Platon, Hegel ve din

Platon görünür şeylerin arkasında değişmeyen idea'ların olduğunu, in benzetmesinde insanların güneşi arkasına aldığını, onların sadece inin duvarına yansıyan gölgesini görebileceğini savunmuştu. Güneşi görmek imkansızdı. O halde insanın gölge görmekten başka çaresi yoktu. Güzelliğin, iyiliğin, kötülüğün, vs. gibi değerlerin ebedi değer ve bunun değişmeyen özelliği olduğunu savunmuştu. Onun için amaç bu değerleri bulmak olacaktı. Hegel'in görüşü de ana hattı ile Platoncu sayılabilir. O da Platon gibi evrenin ebedi değerlere doğru ilerlediğini savunmuştu. Onun için her gelişme mükemmelleşmenin bir göstergesi idi. Hegel'in görüşü de Platon'un görüşü gibi statik bir görüşe sahipti.

Özüne bakıldığında mekemmeliyetci bir yaklaşımı dinde de görmek mümkündür. Din de yukardaki sözü geçen iki düşünür gibi ebedi değerlerin var olduğunu savunmaktadir. Yukardaki düşünürler ya o değerlerin görülemiyeceğini, ya da ona yaklaşılabileceğini savunurken, din bu değerlerin kutsal kitapta yazdığını, insanın sadece o yoldan gitmesi gerektiğini öne sürmektedir. Hepsinin ortak yani mükemmel bir yapının olduğunu, insanın görevi ya bu uyruklara uyması gerektiğini ya da mükemmel uydukları keşfetmesi gerektiği kanısıdır.

Mükemmelliyetci bir görüşe sahip olmanın insana çok yönlü zarar verebileceğini vurgulamakta fayda vardır. Mükemmel olgunun peşinde koşan biri ya sağladığı küçük gelişmelerden hoşnut kalmayacaktır, ömrü boyu gerçeği örten perdenin arkasında gerçek gerçeği arayacaktır, yani o bulunması imkansız bir şeyin peşinde koştuğu için ömrü boyu mutsuz kalacaktır.

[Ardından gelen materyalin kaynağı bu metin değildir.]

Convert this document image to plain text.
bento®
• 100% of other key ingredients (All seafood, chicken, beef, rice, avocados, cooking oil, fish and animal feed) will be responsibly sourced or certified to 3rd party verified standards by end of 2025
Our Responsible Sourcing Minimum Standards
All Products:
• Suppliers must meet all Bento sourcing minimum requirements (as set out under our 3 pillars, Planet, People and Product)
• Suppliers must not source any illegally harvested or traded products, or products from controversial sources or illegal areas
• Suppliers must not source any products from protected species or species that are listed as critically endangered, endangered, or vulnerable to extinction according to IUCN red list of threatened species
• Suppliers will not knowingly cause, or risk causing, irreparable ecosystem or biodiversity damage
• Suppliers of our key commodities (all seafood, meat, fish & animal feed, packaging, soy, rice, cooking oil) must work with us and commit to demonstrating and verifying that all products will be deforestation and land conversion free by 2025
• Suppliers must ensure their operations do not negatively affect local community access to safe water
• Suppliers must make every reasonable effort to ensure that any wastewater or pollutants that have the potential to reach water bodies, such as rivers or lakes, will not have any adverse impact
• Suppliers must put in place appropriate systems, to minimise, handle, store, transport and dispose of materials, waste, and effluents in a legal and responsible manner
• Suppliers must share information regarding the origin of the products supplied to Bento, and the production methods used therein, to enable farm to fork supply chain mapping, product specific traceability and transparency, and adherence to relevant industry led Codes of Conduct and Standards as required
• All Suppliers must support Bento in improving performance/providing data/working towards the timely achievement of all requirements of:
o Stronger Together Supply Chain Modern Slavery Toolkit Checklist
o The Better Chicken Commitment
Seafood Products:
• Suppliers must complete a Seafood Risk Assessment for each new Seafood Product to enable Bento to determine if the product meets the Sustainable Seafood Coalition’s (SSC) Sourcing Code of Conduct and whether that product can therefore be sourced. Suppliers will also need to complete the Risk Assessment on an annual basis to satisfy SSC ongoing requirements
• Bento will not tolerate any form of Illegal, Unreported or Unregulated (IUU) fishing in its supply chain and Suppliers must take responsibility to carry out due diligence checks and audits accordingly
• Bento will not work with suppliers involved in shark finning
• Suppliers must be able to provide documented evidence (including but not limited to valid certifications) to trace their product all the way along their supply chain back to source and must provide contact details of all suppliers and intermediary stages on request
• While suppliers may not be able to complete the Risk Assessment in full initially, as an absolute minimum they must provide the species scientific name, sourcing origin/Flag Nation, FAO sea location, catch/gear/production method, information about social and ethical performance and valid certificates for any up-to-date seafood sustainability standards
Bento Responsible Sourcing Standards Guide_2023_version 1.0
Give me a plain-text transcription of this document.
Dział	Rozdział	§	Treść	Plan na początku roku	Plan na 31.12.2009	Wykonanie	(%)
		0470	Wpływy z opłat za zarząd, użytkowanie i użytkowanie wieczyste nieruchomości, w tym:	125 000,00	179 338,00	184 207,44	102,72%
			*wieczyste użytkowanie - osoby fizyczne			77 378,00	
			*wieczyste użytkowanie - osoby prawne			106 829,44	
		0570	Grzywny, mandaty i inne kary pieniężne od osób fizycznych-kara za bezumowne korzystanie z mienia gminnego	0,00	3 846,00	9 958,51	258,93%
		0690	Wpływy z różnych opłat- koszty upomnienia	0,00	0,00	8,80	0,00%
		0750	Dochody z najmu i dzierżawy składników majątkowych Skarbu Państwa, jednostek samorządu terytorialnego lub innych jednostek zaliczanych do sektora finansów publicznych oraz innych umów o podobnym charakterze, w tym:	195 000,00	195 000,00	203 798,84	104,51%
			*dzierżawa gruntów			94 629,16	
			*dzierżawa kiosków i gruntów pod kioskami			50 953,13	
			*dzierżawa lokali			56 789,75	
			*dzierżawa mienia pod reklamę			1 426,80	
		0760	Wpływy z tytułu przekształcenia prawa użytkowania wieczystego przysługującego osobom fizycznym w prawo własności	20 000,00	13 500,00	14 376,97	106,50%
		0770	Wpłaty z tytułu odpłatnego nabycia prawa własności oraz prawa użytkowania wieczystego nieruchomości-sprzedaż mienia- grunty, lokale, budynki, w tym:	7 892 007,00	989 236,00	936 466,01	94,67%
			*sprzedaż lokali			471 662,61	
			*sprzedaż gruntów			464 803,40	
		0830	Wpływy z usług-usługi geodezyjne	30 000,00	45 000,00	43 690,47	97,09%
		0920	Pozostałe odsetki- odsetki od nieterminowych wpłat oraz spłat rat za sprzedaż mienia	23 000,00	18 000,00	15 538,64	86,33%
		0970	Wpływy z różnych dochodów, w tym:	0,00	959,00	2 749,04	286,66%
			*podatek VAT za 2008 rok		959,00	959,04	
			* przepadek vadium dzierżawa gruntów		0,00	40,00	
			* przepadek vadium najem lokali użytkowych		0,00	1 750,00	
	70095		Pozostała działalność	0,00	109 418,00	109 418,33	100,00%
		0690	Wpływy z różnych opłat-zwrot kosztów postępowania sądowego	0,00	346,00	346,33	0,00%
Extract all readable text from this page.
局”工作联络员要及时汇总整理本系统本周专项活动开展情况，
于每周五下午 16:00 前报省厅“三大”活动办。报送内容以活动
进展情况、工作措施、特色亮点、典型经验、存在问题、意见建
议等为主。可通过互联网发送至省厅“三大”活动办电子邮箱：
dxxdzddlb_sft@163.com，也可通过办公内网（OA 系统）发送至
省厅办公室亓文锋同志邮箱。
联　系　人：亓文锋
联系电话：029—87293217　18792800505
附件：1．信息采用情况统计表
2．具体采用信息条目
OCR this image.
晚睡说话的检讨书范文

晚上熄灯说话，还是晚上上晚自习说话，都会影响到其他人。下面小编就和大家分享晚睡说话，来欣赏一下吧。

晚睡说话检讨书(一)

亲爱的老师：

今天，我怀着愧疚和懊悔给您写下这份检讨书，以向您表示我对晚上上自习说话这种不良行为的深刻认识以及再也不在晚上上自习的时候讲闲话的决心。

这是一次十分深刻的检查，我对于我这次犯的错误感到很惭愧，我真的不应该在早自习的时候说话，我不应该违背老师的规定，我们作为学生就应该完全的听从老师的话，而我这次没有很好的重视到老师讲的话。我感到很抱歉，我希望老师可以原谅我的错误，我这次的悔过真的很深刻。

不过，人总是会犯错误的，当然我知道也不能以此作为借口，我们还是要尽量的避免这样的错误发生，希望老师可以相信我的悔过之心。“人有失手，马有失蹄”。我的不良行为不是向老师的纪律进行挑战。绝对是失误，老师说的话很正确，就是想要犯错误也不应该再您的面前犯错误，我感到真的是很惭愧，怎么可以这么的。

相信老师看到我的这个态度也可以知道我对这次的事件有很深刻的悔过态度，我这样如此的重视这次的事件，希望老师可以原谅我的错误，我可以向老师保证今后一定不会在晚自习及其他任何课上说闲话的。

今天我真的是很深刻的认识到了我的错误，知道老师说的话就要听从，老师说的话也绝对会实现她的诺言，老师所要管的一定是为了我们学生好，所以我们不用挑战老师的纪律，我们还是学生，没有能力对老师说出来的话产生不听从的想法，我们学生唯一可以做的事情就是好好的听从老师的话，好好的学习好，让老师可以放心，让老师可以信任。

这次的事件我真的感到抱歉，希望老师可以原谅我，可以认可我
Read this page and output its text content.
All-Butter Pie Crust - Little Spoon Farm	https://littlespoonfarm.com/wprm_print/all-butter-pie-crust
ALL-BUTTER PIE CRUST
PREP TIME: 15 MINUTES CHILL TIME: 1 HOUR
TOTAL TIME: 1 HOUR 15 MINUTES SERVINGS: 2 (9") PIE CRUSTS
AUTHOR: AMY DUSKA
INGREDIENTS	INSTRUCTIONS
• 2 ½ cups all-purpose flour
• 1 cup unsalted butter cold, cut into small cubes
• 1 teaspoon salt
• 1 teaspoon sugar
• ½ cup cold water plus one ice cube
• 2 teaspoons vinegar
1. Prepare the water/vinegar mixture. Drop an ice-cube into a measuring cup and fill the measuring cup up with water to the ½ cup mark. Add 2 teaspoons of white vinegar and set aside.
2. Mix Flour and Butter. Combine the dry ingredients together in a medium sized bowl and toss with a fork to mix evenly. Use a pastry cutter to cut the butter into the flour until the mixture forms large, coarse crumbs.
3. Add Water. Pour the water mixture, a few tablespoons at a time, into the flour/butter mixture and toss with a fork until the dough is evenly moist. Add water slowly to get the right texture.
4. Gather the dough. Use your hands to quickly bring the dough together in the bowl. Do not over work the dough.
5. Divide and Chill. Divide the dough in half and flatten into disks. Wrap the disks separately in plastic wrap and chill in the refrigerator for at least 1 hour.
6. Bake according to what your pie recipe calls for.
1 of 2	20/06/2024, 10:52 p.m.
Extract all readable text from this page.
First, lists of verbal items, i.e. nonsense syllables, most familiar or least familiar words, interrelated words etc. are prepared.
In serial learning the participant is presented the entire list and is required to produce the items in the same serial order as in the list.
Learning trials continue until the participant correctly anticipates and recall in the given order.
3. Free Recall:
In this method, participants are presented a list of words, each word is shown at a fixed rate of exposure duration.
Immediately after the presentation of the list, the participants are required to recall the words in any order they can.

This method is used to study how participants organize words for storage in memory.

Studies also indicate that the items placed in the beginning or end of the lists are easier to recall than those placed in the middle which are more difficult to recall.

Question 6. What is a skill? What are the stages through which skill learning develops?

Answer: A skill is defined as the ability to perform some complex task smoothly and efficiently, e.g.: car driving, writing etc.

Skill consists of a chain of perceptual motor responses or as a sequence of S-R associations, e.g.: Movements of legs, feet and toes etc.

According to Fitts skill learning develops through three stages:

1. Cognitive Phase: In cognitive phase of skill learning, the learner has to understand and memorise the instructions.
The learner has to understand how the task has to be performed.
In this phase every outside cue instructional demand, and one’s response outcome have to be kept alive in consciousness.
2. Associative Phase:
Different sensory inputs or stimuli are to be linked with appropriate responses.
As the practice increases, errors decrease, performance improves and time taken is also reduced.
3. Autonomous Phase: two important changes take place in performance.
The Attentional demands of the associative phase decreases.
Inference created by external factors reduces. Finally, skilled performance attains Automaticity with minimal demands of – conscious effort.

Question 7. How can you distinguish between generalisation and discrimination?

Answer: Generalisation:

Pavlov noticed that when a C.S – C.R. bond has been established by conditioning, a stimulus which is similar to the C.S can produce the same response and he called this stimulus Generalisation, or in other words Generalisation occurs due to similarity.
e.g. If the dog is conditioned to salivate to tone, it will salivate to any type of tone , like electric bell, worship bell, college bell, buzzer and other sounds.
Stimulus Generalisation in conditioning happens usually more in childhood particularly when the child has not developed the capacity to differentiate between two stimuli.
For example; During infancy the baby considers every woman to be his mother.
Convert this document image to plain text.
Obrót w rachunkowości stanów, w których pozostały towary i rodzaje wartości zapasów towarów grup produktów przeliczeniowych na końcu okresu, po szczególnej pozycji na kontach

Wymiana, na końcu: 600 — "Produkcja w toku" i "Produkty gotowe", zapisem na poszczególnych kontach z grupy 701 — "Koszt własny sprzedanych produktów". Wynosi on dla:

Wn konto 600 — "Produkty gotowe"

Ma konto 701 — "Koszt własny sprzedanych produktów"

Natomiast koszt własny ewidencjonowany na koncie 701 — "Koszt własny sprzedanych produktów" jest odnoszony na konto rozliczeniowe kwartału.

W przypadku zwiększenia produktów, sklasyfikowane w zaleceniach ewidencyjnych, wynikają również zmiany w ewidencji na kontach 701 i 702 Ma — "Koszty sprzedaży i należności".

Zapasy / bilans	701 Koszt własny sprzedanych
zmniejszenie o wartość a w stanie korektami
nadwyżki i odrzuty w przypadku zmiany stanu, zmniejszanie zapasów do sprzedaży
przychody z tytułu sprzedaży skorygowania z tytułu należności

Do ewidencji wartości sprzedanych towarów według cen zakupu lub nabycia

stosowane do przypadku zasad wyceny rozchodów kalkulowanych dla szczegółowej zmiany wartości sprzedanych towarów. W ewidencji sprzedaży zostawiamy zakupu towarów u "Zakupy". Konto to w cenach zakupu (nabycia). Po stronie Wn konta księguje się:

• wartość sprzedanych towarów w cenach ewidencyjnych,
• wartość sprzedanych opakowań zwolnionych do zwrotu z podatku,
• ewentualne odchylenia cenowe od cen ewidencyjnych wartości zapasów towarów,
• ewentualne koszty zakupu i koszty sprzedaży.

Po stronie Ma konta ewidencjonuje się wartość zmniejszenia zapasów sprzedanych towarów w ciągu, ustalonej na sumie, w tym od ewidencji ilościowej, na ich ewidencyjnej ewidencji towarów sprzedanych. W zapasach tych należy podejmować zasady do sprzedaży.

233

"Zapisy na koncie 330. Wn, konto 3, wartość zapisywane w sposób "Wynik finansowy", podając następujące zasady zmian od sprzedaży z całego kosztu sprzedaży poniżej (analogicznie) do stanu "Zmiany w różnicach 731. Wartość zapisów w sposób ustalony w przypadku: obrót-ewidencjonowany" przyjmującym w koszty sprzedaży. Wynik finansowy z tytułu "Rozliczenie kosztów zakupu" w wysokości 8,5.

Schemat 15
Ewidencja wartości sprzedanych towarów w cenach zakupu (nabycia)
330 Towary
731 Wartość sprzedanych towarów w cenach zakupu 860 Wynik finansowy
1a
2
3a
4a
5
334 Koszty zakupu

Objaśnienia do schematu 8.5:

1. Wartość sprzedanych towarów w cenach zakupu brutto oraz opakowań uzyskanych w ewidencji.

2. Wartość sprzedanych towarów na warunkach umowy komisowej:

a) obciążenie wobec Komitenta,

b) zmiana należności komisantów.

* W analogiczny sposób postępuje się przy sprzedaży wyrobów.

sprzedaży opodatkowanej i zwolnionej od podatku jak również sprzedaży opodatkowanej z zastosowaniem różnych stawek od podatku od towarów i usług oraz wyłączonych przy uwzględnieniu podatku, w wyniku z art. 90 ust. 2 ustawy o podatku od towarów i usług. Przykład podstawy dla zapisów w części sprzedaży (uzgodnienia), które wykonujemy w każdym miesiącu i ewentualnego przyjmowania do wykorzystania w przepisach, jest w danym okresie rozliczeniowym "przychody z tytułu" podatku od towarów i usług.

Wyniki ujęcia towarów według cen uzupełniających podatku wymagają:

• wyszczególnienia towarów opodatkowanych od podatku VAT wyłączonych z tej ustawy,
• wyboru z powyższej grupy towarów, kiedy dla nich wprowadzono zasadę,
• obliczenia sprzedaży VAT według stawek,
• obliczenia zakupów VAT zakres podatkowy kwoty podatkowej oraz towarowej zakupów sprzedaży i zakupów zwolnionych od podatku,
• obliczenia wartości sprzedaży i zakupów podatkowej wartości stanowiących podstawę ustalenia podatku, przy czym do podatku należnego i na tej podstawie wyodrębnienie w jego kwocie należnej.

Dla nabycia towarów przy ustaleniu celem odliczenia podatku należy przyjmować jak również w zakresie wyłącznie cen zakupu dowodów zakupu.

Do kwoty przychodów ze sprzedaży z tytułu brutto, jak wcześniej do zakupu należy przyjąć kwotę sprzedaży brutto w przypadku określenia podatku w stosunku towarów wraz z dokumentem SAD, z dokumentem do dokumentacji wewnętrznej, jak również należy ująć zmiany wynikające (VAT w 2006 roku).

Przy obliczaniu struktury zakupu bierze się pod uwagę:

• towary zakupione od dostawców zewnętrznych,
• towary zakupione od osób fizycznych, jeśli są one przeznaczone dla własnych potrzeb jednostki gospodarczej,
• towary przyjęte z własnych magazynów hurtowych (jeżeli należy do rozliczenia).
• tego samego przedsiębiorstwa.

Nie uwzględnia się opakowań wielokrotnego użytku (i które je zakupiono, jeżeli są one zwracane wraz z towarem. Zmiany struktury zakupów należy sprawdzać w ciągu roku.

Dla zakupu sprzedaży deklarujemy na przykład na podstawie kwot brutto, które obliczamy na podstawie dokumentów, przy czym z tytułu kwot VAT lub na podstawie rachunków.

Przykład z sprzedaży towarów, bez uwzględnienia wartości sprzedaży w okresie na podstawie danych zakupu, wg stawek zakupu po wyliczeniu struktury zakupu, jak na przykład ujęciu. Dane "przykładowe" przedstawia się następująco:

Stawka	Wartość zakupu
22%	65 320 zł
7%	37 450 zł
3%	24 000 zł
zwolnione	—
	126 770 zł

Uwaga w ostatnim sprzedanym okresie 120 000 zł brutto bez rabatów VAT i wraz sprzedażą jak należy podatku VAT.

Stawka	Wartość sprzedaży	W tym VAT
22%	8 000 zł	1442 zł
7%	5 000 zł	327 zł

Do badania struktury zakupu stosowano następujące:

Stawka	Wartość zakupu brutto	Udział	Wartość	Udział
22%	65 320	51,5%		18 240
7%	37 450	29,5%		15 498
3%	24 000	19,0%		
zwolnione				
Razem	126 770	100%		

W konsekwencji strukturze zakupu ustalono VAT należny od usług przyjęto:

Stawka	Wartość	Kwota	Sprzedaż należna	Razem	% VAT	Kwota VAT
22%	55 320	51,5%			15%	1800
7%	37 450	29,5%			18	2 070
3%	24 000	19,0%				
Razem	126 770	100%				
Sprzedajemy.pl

Diğer tarafta da gerçeği bulduğunu zanneden insanlar vardır, bunu tüm insanlara yaymayı kendine misyon edinmiştir. Kendi gibi düşünmeyenleri kendi gibi düşünmeye zorlayacaktır. Ilki kendine zulm ederken diğeri ise başkasına zulm edecektir. Mükemmeliyetci yaklaşım kendi yanında başka bir görüşe izin veremez. Bu nedenle de demokratik bir yapı ile de bağdaşmaz. Karakteri gereği demokratik yapı herşeyin iletişim ile çözülebileceğini, ortak çözüm bulmada uzlaşmanın büyük rol oynadığını savunur.

Mükemmelitci yaklaşım kendi yanında başka bir doğru olabileceğine tahammül edemez. Gerçeği kavradığını zannettiği için de ikna edilemez. Gerçek diye kabul ettiği görüşü çürütülmüş olsa bile onu sonuna kadar savunacaktır, çünkü o kendini o görüş ile o kadar özdeştirmiştir ki görüşü hasar gördüğü zaman kendi kişiliği hasar görecektir. Onun için görüşü ile batmak en iyisidir. Bu nedenle mükemmeliyetci bir yaklaşım gitgide demokrasiden uzaklaşır ve despotik bir hal alır. Iletişim kurma, uzlaşma ve ortak çözüm bulma o görüşe çok uzaktır.